Bu tür bir duyguyu, bilimsel açıdan depresyon olarak adlandırılmadan önce üzüntü ya da melankoli olarak bilirdik! Zayıf insan ruhunun analizinin ustası Dostoyevski'nin dediği gibi, hüzün bazen gizemli ve güzeldir. Bazen nedenini bilir bazen de neden üzgün hissettiğimizi bilmeyiz. Bu sabah Françoise Sagan’ın ünlü kitabı ‘Günaydın Hüzün’de olduğu gibi kendime bu kederin sebeplerini açıkladım.
Fark ettim ki 22 yıl geçmiş olmasına rağmen bu yüzyılla hiç ilgim yok. Sevdiğim tüm şarkılar geçtiğimiz yüzyıldan kalma. Sevdiğim tüm edebi esereler geçtiğimiz yüzyıl ve öncesinden. Hayran olduğum tüm gazeteciler, doğu ve batıdan sevdiğim tüm şairler, tüm ressamlar, tüm aktör ve aktrisler hepsi 20’inci yüzyıldan. Bu yüzyılla ilişkim onun ve benim açımdan nezaketten başka hiçbir şey değil. Buradan bir roman yazarının oradan iti bir makalenin adı. Şu ana kadar tek bir ‘klip’ bile bana radyodan duyduğum bir dakikalık Ümmü Gülsüm veya Feyruz şarkısı hissini vermedi. Aradan yıllar geçti ve hiçbir yıldız Audrey Hepburn'ün yerini alamadı. Laurence Olivier'in, Dreiser'ın romanından uyarlanan ‘Sister Carrie’deki (Kızkardeşim Carrie) filmindeki rolünün yerini alacak bir oyuncu da yok.

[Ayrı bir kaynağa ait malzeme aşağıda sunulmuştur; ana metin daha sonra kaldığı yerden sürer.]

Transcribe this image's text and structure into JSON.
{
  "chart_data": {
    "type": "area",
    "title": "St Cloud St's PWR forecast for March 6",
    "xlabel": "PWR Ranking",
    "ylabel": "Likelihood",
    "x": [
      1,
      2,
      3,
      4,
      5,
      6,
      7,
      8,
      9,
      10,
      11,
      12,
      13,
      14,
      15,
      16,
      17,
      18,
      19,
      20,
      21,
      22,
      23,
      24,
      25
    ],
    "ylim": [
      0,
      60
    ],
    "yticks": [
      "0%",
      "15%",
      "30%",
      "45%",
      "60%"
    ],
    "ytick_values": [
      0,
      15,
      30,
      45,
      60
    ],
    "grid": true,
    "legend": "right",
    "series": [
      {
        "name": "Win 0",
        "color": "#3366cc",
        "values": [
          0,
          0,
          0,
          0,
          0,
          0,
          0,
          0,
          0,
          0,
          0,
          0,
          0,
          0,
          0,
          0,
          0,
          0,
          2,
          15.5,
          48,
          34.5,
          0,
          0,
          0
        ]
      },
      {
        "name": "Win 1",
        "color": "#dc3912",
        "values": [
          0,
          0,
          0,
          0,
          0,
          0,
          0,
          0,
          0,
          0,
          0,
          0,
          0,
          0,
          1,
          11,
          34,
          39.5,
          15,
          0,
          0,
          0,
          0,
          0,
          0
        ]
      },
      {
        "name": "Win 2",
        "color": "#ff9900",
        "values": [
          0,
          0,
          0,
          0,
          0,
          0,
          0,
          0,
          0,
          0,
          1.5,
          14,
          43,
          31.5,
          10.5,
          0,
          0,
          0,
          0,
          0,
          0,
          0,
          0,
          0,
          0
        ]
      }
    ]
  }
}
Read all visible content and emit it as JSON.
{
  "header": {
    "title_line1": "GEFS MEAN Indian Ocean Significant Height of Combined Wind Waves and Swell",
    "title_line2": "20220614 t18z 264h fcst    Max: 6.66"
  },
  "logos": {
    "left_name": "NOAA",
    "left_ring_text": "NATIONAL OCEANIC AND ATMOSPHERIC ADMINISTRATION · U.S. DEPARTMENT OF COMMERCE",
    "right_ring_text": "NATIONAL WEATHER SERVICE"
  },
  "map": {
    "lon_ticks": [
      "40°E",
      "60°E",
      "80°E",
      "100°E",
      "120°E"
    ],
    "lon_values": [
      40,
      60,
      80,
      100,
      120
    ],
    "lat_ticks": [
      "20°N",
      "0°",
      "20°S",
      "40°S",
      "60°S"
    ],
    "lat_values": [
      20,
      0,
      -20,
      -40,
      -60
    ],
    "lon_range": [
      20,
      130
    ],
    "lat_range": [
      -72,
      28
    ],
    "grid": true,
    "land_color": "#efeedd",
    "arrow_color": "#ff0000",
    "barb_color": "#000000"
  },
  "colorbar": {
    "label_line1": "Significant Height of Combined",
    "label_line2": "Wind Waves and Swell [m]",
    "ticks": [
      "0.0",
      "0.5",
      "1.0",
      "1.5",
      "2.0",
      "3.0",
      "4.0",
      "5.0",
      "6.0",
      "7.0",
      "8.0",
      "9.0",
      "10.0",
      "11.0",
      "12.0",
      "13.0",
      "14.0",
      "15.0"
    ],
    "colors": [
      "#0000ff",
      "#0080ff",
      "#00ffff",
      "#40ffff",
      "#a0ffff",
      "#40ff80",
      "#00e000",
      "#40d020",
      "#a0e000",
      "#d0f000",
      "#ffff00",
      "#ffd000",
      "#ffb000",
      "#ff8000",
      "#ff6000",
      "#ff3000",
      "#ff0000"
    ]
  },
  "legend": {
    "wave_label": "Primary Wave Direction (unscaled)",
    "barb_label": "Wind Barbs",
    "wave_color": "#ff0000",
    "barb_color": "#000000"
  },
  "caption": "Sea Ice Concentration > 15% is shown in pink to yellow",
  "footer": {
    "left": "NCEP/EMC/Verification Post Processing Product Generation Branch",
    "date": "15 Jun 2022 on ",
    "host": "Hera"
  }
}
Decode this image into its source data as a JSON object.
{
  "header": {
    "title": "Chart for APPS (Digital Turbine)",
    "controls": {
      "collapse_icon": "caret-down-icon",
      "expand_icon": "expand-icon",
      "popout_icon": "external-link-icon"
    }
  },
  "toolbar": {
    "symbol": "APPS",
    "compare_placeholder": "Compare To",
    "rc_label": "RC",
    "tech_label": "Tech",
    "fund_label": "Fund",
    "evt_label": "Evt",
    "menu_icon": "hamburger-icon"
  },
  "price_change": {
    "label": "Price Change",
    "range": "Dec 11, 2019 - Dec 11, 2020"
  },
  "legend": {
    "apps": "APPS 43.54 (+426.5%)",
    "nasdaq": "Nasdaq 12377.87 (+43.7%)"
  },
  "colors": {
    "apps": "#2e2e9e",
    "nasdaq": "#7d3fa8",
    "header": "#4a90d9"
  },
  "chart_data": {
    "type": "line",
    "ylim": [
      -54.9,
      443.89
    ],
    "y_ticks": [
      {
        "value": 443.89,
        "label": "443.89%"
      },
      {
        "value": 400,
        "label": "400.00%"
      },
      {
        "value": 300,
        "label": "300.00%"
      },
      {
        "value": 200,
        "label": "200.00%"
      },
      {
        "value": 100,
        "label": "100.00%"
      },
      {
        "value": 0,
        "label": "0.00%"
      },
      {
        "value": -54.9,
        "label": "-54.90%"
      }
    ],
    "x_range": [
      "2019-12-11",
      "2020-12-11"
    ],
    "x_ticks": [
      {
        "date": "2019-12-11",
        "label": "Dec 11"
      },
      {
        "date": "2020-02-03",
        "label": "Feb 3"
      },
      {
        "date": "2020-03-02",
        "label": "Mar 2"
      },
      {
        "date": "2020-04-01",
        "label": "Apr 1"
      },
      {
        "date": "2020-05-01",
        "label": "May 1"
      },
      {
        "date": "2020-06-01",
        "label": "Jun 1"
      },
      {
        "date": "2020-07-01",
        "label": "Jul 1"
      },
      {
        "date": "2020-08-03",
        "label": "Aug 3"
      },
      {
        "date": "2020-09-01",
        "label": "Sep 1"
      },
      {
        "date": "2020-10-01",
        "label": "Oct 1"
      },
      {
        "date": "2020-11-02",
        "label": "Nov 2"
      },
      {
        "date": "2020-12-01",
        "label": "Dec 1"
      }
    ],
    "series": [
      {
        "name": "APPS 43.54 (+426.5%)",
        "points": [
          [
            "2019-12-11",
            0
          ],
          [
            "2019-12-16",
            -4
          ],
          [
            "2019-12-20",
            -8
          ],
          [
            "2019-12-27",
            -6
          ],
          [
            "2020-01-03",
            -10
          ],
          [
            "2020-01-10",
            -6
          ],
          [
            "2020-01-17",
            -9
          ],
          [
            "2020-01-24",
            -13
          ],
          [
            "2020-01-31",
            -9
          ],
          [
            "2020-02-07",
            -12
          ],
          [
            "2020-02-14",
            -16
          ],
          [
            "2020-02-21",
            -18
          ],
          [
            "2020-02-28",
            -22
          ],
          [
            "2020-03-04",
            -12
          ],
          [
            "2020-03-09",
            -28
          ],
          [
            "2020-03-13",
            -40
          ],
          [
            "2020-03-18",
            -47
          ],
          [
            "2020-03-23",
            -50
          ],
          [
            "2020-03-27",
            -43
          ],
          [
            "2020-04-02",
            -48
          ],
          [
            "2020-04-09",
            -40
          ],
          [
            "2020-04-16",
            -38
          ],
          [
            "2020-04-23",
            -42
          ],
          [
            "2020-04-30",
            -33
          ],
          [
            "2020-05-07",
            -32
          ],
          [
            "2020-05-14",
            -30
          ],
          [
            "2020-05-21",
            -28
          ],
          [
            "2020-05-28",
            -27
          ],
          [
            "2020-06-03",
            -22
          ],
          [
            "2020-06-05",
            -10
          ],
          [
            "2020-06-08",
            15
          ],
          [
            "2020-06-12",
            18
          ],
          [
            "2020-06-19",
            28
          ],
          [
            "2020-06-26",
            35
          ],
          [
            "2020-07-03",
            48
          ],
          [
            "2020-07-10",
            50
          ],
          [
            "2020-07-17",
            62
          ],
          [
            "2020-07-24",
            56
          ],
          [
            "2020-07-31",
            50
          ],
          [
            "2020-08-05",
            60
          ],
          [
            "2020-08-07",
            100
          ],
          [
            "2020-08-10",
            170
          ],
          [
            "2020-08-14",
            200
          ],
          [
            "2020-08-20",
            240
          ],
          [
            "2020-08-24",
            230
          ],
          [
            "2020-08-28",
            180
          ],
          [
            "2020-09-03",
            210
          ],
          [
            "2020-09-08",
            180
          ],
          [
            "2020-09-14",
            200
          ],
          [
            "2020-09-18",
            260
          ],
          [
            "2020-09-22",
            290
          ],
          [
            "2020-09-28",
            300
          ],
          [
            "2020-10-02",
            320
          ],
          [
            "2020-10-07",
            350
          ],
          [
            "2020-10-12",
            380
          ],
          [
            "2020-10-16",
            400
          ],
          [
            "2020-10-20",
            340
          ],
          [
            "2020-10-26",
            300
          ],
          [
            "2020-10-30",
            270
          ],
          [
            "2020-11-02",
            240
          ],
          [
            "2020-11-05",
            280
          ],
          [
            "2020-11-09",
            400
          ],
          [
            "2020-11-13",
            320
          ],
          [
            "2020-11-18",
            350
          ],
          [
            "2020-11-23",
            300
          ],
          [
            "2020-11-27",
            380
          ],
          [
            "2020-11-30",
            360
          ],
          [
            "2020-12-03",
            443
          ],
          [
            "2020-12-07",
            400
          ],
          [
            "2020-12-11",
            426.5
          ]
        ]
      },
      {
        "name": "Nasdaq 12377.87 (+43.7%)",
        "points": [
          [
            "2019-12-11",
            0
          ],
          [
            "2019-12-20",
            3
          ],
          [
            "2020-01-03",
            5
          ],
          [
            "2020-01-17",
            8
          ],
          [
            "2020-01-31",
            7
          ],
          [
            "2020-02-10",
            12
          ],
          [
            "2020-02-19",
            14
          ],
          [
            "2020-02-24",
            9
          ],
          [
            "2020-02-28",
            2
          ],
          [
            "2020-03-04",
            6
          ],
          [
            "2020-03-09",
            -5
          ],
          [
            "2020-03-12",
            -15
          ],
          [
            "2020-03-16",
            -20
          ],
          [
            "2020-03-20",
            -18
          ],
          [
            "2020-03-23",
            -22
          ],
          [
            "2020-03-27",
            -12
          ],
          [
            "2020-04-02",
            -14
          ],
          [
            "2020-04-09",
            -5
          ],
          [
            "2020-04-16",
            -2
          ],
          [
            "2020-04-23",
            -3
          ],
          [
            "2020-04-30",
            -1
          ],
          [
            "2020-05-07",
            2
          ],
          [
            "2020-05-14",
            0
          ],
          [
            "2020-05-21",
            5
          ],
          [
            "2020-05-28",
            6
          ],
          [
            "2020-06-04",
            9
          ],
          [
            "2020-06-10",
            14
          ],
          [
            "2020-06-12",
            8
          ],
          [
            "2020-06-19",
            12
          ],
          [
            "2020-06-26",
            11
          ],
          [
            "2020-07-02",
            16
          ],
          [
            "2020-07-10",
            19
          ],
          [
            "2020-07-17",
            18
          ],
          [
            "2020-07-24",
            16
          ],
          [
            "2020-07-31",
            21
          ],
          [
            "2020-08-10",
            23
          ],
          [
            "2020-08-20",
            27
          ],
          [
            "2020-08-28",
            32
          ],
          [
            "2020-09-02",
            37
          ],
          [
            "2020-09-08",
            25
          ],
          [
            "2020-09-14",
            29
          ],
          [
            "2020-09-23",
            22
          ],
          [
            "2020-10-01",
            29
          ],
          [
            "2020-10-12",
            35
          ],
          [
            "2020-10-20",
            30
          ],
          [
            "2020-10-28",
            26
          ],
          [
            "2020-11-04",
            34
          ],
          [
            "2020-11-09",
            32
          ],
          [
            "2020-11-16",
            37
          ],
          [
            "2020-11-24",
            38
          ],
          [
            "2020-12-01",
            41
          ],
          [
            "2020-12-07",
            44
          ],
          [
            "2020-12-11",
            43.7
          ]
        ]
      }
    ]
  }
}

Sevdiğim ve hayran olduğum herkes benden uzakta. Bir yemeği özlediğimde, aklıma hemen annemin yaptığı ‘Ayva Reçeli Gelini’ geliyor. Bazen ondan başka yiyecek bir şey bulamayabiliyorduk.
Bu bir gericilik mi? Her şey eskiden mi güzeldi? Duygu ve coşkular da mı? Hiçbir şey sizi bir randevuyu beklemenin veya sürpriz bir karşılaşmanın tadını vermez. Geçmiş arkasını dönüp içindeki havaya savurduğunda böyle mi olur?
Uzun zamandır içinde bulunduğum çağa ait olmaya çalışıyorum. Sadece, neredeyse, sabah gazetesi ve ‘Günaydın Hüzün’. Ne Ümmü Gülsüm ne Feyruz ne de ‘dünü, hatıraları kirpik uçlarımla anımsamak’ beni üzüyor. Beni artık bize aşkın, ölümü olduğunu yazacak bir Nizar’ın olmaması üzüyor. Turki ed-Dahil'in şiirsel tutkusuyla ilgili tüm okumalarının, bu yüzyıla henüz ulaşmamış olmasına üzülüyorum.
Elbette, bunun özel bir durum olması bir teselli. Tabular, kafileler, mutluluk orduları tüm kapı ve pencerelerinden şimdiki zamana, kliplerin ritim ve renklerine girdi. Doğal bir seçim varsa, o zaman geride kalanların şimdiki zamana çabucak yetişmesi gerekir, çünkü geçmiş bir imkansız hale gelmiştir. Ne zaman restore edilse, hüzünlü, şaşırtıcı değil, güzel, beklemek kadar şaşırtıcı veya sürpriz olarak harika bir şekilde geri döndü. Dostoyevski'nin ‘Beyaz Geceler’de anlattığı gibi, St. Petersburg Köprüsü'nde saat 22.00’ı vurduğunda gizemli bir güzel hüzün duygusu.